Migration Opportunities table

  • Migration Opportunities table returns the most expensive jobs using at least one vendor for the selected date range.

  • Filter to a specific workspace, job, or vendor

  • Table columns:

    • Dependent Vendor: Vendors used in job runs during the selected date range.

    • Total Cost: cost of all job runs for the selected date range. Total Cost is estimated when there are no actual costs for at least one job run in the selected date range, or job has at least one task running on All-Purpose Compute cluster.

    • Vendor execution time: Total time spent by tasks using dependent vendors. Parallel execution is not taken into consideration.

    • Data Transferred: Total amount of data read from or written to external sources using the Spark DataFrame API. When vendors are shared in the same task and same spark group, then the values cannot be distinguished between vendors and are added for all vendors in the same group. In this case Data Transferred the total value could be larger than the total Data Processed.

    • Wait Time: Time spent waiting for third-party vendors to read from or return data to Databricks. For example, Wait Time for a job run is the total duration of Spark Jobs in a group that are retrieving data from dependent vendors.

2025-07-30_20h23_24-20250731-032345.png
  • Click on Job name to open this job in Workloads >> Job Runs view.

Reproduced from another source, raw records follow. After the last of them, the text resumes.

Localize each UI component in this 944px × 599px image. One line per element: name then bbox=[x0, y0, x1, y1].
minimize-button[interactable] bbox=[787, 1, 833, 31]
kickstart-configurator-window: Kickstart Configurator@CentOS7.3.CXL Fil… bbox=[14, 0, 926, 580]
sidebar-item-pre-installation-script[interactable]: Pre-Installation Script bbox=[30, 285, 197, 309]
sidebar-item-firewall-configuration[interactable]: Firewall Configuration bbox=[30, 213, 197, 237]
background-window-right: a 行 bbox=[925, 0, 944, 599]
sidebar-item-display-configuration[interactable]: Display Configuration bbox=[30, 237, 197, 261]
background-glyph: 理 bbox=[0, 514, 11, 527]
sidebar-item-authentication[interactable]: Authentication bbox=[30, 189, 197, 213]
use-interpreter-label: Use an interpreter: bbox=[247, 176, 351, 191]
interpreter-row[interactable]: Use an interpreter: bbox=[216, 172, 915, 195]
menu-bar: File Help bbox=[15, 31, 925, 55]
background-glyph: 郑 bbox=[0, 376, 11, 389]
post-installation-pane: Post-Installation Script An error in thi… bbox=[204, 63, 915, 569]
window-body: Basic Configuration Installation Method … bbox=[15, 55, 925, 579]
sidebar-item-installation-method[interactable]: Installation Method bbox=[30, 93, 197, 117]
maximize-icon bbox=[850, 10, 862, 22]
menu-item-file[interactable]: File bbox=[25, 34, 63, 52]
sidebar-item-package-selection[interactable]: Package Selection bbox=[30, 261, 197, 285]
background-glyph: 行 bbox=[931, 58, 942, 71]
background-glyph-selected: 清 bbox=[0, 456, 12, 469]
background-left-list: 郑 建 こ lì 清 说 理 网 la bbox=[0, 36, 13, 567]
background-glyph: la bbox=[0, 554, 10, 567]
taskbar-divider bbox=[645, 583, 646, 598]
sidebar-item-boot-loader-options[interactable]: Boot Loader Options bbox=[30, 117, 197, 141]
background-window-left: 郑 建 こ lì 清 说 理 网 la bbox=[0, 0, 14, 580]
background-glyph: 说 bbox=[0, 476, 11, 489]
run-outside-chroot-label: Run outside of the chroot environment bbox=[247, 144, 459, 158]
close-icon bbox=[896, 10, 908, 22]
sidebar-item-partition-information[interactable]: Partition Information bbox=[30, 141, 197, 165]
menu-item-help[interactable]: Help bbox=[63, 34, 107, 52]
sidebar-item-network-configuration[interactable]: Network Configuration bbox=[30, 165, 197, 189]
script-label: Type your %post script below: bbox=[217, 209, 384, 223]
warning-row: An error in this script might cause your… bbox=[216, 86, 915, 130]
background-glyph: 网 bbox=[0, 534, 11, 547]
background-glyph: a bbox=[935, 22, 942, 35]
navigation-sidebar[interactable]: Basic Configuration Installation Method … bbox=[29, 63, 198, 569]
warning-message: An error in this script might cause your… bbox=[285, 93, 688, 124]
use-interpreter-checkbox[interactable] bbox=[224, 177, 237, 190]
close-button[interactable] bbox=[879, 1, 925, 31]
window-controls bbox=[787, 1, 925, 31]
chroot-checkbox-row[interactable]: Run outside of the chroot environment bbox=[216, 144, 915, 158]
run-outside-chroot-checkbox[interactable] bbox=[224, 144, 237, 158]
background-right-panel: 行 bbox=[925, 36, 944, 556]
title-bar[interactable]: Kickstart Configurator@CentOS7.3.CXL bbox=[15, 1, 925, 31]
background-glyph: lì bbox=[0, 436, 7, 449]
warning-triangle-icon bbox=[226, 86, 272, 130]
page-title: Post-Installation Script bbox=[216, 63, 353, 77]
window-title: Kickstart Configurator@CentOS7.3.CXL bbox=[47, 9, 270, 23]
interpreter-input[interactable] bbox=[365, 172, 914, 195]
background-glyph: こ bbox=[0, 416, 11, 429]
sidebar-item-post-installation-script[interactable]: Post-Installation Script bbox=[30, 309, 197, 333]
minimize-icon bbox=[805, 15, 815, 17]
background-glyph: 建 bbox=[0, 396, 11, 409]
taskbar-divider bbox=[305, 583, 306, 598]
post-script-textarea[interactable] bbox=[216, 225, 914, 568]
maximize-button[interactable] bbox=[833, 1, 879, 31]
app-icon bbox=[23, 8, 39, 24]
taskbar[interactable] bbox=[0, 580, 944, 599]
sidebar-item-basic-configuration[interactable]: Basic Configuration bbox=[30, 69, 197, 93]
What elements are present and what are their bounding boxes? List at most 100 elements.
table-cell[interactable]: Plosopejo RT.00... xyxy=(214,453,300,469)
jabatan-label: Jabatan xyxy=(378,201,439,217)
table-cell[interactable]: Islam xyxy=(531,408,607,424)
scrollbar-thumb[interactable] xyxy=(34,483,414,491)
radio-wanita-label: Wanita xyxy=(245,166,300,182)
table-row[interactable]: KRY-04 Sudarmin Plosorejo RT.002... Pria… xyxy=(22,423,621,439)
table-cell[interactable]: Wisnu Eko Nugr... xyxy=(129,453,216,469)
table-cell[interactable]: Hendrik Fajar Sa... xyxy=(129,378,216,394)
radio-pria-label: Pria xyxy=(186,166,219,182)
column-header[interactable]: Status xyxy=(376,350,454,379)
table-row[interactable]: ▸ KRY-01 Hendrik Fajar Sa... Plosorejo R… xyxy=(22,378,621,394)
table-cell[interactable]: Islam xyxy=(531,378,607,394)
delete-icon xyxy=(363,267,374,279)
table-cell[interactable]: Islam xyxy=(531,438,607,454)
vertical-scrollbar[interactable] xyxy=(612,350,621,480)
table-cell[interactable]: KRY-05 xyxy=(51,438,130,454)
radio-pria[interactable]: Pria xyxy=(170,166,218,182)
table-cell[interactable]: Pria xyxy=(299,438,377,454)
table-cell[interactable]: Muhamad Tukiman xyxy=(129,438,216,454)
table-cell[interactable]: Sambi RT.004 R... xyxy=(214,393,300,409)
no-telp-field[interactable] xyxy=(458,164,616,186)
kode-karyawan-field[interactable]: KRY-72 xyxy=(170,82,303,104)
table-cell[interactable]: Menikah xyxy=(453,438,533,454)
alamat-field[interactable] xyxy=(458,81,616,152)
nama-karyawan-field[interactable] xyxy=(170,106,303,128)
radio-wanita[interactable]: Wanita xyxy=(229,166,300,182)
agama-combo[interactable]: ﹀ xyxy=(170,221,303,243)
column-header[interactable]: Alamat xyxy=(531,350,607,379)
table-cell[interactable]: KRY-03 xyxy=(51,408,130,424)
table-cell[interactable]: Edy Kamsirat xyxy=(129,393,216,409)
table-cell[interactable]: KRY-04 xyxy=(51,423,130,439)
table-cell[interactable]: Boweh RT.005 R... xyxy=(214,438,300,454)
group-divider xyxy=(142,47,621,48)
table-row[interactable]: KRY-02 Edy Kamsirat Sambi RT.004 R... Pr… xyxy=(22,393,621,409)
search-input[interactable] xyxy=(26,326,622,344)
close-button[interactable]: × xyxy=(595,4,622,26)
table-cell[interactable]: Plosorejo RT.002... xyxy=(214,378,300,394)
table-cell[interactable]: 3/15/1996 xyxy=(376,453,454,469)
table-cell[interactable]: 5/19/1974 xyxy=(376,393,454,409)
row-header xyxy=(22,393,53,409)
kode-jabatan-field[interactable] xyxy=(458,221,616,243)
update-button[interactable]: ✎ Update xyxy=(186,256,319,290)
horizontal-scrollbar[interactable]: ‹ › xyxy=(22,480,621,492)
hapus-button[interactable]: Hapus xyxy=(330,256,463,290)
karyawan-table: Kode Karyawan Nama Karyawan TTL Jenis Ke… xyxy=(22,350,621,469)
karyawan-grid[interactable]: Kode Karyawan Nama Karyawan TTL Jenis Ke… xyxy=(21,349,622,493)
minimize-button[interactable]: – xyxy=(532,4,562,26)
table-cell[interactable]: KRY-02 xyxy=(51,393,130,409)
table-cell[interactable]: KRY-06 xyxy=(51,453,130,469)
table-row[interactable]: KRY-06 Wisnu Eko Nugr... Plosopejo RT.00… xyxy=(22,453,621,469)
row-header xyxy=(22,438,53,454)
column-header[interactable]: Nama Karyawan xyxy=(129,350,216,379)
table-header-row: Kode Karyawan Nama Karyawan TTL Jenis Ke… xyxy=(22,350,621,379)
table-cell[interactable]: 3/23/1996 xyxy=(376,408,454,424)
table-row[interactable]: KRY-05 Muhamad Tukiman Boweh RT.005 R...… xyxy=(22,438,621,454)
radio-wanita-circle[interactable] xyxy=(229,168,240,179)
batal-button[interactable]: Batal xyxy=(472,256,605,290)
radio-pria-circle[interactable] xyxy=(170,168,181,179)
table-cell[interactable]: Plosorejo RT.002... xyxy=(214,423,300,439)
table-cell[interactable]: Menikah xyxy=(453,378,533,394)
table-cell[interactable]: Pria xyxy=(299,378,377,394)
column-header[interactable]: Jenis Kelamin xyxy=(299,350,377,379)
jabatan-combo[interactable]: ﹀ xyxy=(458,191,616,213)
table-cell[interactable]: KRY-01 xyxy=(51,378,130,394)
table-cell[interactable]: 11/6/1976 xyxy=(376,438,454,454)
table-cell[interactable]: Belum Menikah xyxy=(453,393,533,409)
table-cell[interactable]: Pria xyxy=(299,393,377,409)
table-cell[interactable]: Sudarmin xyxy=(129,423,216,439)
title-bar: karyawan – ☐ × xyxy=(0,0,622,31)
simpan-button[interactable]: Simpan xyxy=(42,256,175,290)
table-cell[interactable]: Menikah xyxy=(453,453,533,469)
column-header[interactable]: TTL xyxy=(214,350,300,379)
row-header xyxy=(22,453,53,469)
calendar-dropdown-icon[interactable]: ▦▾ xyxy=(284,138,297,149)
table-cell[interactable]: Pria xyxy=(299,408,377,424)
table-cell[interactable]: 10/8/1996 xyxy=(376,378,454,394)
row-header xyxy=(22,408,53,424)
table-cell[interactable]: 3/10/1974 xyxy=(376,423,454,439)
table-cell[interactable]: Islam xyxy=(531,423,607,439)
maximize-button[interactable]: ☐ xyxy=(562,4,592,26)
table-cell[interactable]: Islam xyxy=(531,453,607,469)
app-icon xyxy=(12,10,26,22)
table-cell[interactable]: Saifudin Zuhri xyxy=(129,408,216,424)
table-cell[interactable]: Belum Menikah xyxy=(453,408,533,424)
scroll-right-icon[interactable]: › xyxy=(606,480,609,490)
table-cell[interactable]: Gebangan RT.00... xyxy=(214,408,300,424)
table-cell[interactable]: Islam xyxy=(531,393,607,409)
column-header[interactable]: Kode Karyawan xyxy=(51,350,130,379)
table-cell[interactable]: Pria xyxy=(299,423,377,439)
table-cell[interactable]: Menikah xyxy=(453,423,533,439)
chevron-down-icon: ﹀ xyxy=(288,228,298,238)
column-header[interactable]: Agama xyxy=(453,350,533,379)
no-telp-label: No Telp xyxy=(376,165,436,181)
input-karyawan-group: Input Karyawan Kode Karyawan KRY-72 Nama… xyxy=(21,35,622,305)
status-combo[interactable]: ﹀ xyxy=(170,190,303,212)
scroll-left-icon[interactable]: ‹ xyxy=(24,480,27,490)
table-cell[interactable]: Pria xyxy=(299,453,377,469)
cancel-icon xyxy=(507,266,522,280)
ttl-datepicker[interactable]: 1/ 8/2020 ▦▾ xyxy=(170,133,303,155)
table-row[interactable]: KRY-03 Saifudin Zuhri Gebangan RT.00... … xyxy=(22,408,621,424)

  • On the job run Tasks page you can review dependent vendor summary for a run, as well per task

    2026-01-27_16h54_01-20260128-010453.png
    job run Tasks page

     

    2026-01-27_17h06_05-20260128-010759.png

     

  • Additionally, on Tasks page you can review dependent vendor query references

    2026-01-27_17h09_33-20260128-011014.png



    2026-01-27_17h16_34-20260128-011651.png



Supported Vendors

  • AWS S3

  • Azure Blob File System

  • Cassandra

  • IBM Db2

  • Databricks File System (DBFS)

  • Delta Lake

  • Elasticsearch

  • Google Cloud Storage (GCS)

  • Kafka

  • MS SQL Server

  • MySQL

  • Netezza

  • Oracle Database

  • PostgreSQL

  • Redis

  • Snowflake

  • Teradata

Note: Hive and Unity Catalog references LHO filters out from displaying since these are higher level file systems on top of GCS, Azure Blob File System or AWS S3, and would dominate and hide the true vendors.